The businessman, convicted for his role in the 1999 Bank Bali scandal, has ignored multiple summonses by prosecutors to serve his two-year jail sentence.
“We have requested the [South Jakarta Immigration Office] to revoke his passport,” Attorney General Hendarman Supandji said at a press conference.
Basyir Ahmad Barmawi, director general of immigration at the Ministry of Justice and Human Rights, did not answer calls seeking comment on Friday.
Prosecutors believe the fugitive is hiding in Singapore, with whom Indonesia signed an extradition treaty in April 2007 but which has not yet come into force because the House of Representatives has not ratified it.
“If his passport is invalid, he must return to this country and without a passport he can no longer travel abroad,” Hendarma n said .
In a case review filed by prosecutors, Djoko and former Bank Indonesia Governor Sjahril Sabirin were convicted of corruption by the Supreme Court in relation to the Rp 905 billion ($88.7 million) in bank liquidity funds used to repay debts in Bank Bali in 1999.
Sjahril began serving his two-year term the day he was summoned by the Central Jakarta prosecutors office last month.
The verdict has triggered protests from the two men — who were previously acquitted by the top court over the same case — on the grounds that prosecutors could not request a case review.
Otto Cornelius Kaligis, a lawyer for Djoko who previously promised that the businessman would return to Indonesia on July 18 to serve his term, has said that prosecutors had violated his client’s rights with the case review.
But Hendarman said the country’s judiciary system accepted case reviews filed by prosecutors, following the precedent set by the high-profile murder case involving Pollycarpus Priyanto, who was sentenced to 20 years in jail for killing renowned rights activist Munir Said Thalib after the Supreme Court accepted a case review by prosecutors.
“The bottom line in a case review is the finding of new evidence that can be used to challenge a verdict,” Hendarman said. “Prosecutors lodged a case review because they found inconsistencies in the Supreme Court verdict.”

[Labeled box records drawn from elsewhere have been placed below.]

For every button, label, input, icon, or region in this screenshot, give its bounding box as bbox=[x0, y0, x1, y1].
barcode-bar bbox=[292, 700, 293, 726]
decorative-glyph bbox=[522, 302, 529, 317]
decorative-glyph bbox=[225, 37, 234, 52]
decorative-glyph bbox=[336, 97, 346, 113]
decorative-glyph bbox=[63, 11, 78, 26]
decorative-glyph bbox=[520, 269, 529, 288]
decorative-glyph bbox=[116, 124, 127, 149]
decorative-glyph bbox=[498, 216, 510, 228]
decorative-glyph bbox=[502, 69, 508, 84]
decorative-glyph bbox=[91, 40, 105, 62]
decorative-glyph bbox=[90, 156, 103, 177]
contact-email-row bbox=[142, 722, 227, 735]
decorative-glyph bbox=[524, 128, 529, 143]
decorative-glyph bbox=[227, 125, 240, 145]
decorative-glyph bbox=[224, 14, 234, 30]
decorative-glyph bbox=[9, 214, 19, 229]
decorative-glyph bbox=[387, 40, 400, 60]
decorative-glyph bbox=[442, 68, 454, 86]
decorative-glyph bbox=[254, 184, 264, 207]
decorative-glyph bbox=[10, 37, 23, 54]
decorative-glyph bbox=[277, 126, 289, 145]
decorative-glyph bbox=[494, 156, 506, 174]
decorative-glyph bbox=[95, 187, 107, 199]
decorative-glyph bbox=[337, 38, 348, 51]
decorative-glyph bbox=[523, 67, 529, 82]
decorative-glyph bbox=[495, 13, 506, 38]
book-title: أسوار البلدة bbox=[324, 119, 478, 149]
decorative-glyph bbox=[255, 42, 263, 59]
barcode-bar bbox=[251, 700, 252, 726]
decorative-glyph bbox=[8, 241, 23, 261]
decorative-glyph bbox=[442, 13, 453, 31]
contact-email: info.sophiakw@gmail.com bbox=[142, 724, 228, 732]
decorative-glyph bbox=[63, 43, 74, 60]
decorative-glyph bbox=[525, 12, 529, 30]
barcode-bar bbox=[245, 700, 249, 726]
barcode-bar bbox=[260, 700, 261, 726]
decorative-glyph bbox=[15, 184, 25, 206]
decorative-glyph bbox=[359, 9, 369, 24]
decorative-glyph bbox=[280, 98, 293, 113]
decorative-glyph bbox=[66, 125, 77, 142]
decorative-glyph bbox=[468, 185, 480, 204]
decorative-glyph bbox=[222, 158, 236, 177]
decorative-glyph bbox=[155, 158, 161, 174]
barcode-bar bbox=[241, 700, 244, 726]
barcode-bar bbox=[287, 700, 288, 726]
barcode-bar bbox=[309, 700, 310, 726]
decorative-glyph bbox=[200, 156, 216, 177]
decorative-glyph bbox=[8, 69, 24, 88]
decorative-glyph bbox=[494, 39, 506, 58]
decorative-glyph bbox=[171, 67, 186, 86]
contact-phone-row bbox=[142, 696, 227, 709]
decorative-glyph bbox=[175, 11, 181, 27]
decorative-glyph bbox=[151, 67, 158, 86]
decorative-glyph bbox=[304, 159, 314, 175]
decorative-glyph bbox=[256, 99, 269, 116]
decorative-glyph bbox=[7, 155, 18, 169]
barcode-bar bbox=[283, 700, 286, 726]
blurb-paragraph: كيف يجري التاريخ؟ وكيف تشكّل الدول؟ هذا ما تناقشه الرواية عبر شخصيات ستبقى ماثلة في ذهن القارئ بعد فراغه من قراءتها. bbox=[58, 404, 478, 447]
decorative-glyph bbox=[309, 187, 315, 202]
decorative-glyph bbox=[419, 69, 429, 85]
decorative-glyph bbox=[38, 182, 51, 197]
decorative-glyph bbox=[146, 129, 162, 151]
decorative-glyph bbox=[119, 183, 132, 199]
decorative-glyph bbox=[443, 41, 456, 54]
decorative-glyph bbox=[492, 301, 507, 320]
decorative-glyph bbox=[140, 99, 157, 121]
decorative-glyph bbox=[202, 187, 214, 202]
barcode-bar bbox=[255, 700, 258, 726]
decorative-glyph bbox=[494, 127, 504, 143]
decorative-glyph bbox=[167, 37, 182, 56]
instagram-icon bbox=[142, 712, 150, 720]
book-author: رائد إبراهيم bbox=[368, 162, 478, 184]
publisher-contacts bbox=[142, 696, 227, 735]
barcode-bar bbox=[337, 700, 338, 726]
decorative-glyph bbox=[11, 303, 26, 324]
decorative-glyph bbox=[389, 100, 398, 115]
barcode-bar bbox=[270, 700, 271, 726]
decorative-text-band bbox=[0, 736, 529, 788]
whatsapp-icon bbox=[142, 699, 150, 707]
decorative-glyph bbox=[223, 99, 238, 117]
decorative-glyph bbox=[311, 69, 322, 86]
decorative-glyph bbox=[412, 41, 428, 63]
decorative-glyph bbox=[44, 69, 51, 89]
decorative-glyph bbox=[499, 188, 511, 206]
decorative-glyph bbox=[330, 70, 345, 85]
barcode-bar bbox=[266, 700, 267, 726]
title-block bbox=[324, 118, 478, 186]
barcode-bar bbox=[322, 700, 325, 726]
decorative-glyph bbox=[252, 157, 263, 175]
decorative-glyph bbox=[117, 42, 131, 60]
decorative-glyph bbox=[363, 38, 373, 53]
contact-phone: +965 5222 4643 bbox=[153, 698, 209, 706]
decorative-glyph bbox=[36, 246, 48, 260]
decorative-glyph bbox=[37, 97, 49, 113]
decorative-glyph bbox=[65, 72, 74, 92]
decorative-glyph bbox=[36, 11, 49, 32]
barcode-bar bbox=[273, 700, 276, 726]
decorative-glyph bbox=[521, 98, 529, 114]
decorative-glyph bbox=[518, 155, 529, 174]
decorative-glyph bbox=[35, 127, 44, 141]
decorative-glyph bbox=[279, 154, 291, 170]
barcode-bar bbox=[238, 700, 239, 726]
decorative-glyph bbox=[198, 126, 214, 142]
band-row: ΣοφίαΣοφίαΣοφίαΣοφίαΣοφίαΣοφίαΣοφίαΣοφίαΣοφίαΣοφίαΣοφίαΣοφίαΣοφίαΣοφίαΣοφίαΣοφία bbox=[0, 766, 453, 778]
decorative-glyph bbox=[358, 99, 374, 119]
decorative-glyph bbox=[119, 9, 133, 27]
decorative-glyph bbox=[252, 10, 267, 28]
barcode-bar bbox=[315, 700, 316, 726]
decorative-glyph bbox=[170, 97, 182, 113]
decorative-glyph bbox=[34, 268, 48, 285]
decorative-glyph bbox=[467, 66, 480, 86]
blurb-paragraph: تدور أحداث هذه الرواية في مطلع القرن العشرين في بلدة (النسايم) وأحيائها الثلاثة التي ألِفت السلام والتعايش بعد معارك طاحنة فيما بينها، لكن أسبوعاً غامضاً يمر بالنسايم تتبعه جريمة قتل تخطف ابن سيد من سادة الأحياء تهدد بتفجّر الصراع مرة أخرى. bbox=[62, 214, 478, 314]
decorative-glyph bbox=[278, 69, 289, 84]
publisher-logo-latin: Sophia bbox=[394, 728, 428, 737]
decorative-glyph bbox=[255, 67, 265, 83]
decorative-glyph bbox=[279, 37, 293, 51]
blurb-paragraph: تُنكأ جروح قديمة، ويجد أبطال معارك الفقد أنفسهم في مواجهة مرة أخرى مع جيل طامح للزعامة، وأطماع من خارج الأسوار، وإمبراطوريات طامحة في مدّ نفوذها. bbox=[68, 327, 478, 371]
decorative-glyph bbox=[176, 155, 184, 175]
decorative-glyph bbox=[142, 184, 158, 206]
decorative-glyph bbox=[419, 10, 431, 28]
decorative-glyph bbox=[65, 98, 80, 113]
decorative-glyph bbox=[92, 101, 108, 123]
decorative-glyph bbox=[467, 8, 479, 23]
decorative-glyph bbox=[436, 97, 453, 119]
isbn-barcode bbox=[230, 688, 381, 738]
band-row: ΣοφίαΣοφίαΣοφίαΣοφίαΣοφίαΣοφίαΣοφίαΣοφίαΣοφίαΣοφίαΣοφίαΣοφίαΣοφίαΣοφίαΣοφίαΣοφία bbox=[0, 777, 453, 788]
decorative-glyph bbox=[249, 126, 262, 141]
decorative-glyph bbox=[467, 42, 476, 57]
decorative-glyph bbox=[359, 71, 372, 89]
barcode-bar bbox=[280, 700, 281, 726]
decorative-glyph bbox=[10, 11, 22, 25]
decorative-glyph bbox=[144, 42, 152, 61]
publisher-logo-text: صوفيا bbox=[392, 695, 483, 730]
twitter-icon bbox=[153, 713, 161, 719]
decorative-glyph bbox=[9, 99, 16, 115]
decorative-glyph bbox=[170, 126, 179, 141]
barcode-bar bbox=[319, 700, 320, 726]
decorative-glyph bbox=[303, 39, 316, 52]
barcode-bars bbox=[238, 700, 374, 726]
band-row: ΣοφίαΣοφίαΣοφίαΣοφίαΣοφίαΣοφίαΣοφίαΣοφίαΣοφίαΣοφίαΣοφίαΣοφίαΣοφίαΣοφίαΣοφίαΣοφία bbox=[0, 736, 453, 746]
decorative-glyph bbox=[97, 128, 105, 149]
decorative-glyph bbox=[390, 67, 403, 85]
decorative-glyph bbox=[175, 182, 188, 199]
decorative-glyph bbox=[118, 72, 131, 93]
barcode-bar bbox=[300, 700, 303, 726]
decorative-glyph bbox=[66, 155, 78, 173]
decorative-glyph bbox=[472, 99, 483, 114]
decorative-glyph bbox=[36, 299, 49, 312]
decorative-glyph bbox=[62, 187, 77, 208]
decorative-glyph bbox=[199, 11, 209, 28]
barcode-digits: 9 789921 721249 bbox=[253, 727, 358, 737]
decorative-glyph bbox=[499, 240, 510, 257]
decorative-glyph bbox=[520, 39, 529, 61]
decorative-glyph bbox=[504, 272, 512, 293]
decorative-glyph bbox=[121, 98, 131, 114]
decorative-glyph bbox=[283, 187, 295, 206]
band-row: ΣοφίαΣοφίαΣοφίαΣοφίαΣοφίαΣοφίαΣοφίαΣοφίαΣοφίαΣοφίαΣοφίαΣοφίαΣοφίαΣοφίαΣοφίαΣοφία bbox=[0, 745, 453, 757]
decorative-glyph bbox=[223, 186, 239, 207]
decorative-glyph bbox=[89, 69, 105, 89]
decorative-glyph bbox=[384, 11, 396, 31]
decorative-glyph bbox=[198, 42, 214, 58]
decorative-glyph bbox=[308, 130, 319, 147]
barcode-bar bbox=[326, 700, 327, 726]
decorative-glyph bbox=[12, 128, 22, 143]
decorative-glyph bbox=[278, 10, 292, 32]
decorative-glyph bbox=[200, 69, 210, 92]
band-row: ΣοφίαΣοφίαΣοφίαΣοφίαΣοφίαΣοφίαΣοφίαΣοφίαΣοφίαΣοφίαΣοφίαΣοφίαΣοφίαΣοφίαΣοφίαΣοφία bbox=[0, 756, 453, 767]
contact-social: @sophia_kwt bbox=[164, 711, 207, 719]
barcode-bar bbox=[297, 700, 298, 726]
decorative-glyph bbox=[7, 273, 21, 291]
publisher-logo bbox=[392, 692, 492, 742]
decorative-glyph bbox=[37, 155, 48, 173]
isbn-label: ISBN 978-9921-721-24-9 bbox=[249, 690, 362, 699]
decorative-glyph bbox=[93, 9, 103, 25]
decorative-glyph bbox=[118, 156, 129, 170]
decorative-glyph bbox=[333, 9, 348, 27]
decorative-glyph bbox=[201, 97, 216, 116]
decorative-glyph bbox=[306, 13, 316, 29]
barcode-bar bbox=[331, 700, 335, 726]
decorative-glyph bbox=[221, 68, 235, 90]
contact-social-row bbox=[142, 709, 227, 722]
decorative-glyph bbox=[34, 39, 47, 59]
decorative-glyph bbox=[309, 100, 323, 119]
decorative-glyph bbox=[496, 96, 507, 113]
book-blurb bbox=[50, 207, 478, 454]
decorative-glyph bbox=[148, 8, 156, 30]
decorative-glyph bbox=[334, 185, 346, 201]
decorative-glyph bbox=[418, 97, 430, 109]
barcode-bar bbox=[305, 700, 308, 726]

While Djoko and Sjahril were initially acquitted, a third defendant in the case, Pande Lubis, former deputy chief of the now-defunct Indonesia Bank Restructuring Agency, was sentenced to four years in jail and has already completed the term.
The conflicting verdicts in the case had prompted prosecutors to lodge a case review pursuing the conviction of Djoko and Sjahril, which was accepted by the Supreme Court last month, Hendarman said.